Well this week I, yet again, convinced myself it was time to go on a diet. Usually when I do this I try, yet again, to do Weightwatchers. I did this successfully about ten years ago and kid myself that I can remember how to do, and can apply all the rules with self discipline without actually having to attend a meeting or pay any money again. I always give up by day three.
This time I bought a different book. It was cheap from The Book People and had that lovely looking lass from Channel Four on it, Anna Richardson. I remember watching a diet programme sometime with her in it that was quite sensible. All the usual stuff about healthy eating and moving about more. Of course I know all the basics behind this already but I do like a new book especially if it’s going to give me new recipes to follow and keep me in check.
Then I opened the book and skipped to the “Rules”. I read them, was horrified and closed the book again. This was clearly not the book that went with the programme. There was no way I could start this diet on any normal day. I had to wait until I had no-one to see socially, was not on holiday and was no-where where I might have to buy food or drink. I put the book away while I went on holiday, ate ice cream, got drunk and had a barbeque.
But you see I’d paid for the book. If you’ve already paid you kind of feel you ought to give it a stab. So I did my online food shopping with the diet in mind. It included food I don’t usually eat which is never a good idea. But I stocked my cupboards with it and didn’t buy the diet things I usually buy like jaffa cakes.
So in case you are interested here are the rules and how I got on:
Oh seriously this is not a good start. No bread, bagels, pasta and no I shouldn’t go and buy the wheat free versions either. This leaves me with porridge oats, rice and potatoes as carbs. Oh and rye bread. Dear lord I hate rye bread. And I can eat almost anything. Of course I convinced myself it would be fine and bought it. It’s not it’s hideous and I won’t be convinced otherwise. By day two I had eaten a bagel.
Ok so I can see why giving up cheese would help, especially me who can’t say no once I’ve hacked a corner off the mature cheddar I’m making into someone else’s sandwich. No full fat dairy, fair enough, but only a small hot drinks milk allowance leaves me making my porridge with water. Ugh.
Yeah yeah I can do this. Oh no I can’t. I’m a sugar addict. Yes I need to cut down, but cut it out and by 3pm on the first day I was shouting, crying and trying to beg for chocolate buttons from my children. God did I need a jaffa cake.
NO CARBS AFTER SIX
We eat at 5.30 so I was hoping I could get away with this, but she expects normal people to eat later and essentially means no carbs in your evening meal. I had potatoes on the first evening. It went downhill from there.
NO ALCOHOL FOR TWO WEEKS
Erm, equally not drinking alcohol not exactly one of my strong points. I bought non alcoholic lager and drank one on the first night. Then I realised it was made of wheat. Bugger.
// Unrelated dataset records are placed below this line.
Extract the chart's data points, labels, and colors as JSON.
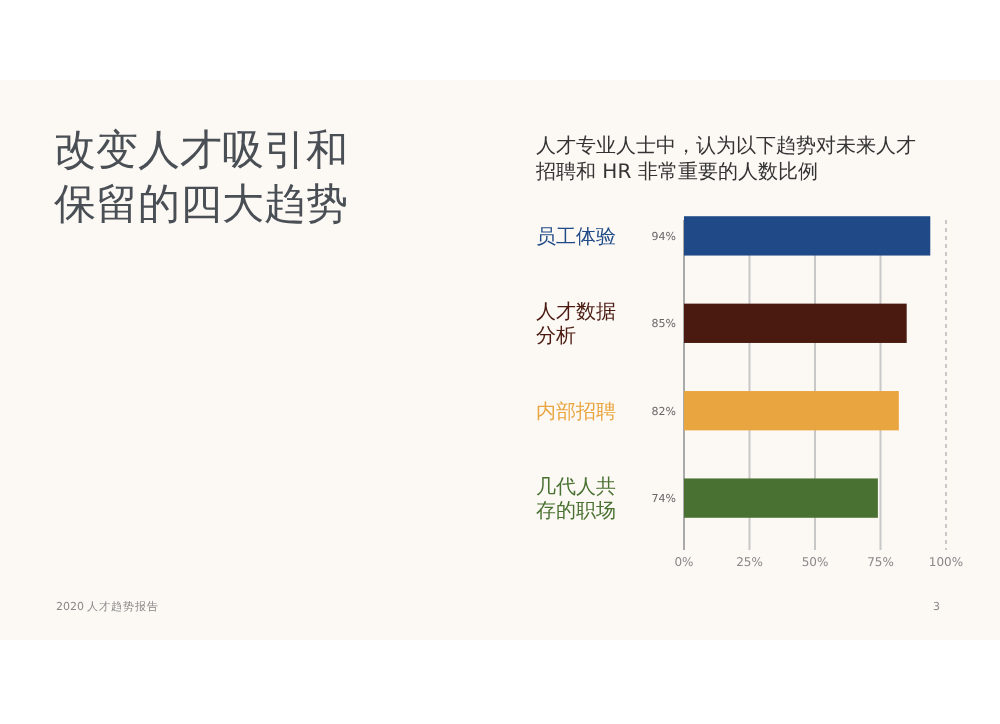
{
  "chart_data": {
    "type": "bar",
    "orientation": "horizontal",
    "title": "改变人才吸引和保留的四大趋势",
    "subtitle": "人才专业人士中，认为以下趋势对未来人才招聘和 HR 非常重要的人数比例",
    "categories": [
      "员工体验",
      "人才数据分析",
      "内部招聘",
      "几代人共存的职场"
    ],
    "values": [
      94,
      85,
      82,
      74
    ],
    "colors": [
      "#1f4a87",
      "#4a1a10",
      "#e9a53f",
      "#497131"
    ],
    "value_labels": [
      "94%",
      "85%",
      "82%",
      "74%"
    ],
    "xlim": [
      0,
      100
    ],
    "xticks": [
      {
        "value": 0,
        "label": "0%"
      },
      {
        "value": 25,
        "label": "25%"
      },
      {
        "value": 50,
        "label": "50%"
      },
      {
        "value": 75,
        "label": "75%"
      },
      {
        "value": 100,
        "label": "100%"
      }
    ],
    "grid": "x",
    "annotations": [
      "2020 人才趋势报告",
      "3"
    ]
  }
}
Then I ate two digestives biscuits…because essentially if I hadn’t I’d have hit Paul with the swimming woggle I found lying around in the living room. I’ve done two and half days now without real alcohol…but it’s nearly Friday night.
I am sure I’m not supposed to allow myself to be hungry but no wheat, no dairy and no sugar does that to me, whatever rice cake nonsense you replace it with. I am clearly “not ready to diet”. Well not this one anyway. Where did I put those weightwatchers recipe books? Oh well I’ll start again on Monday.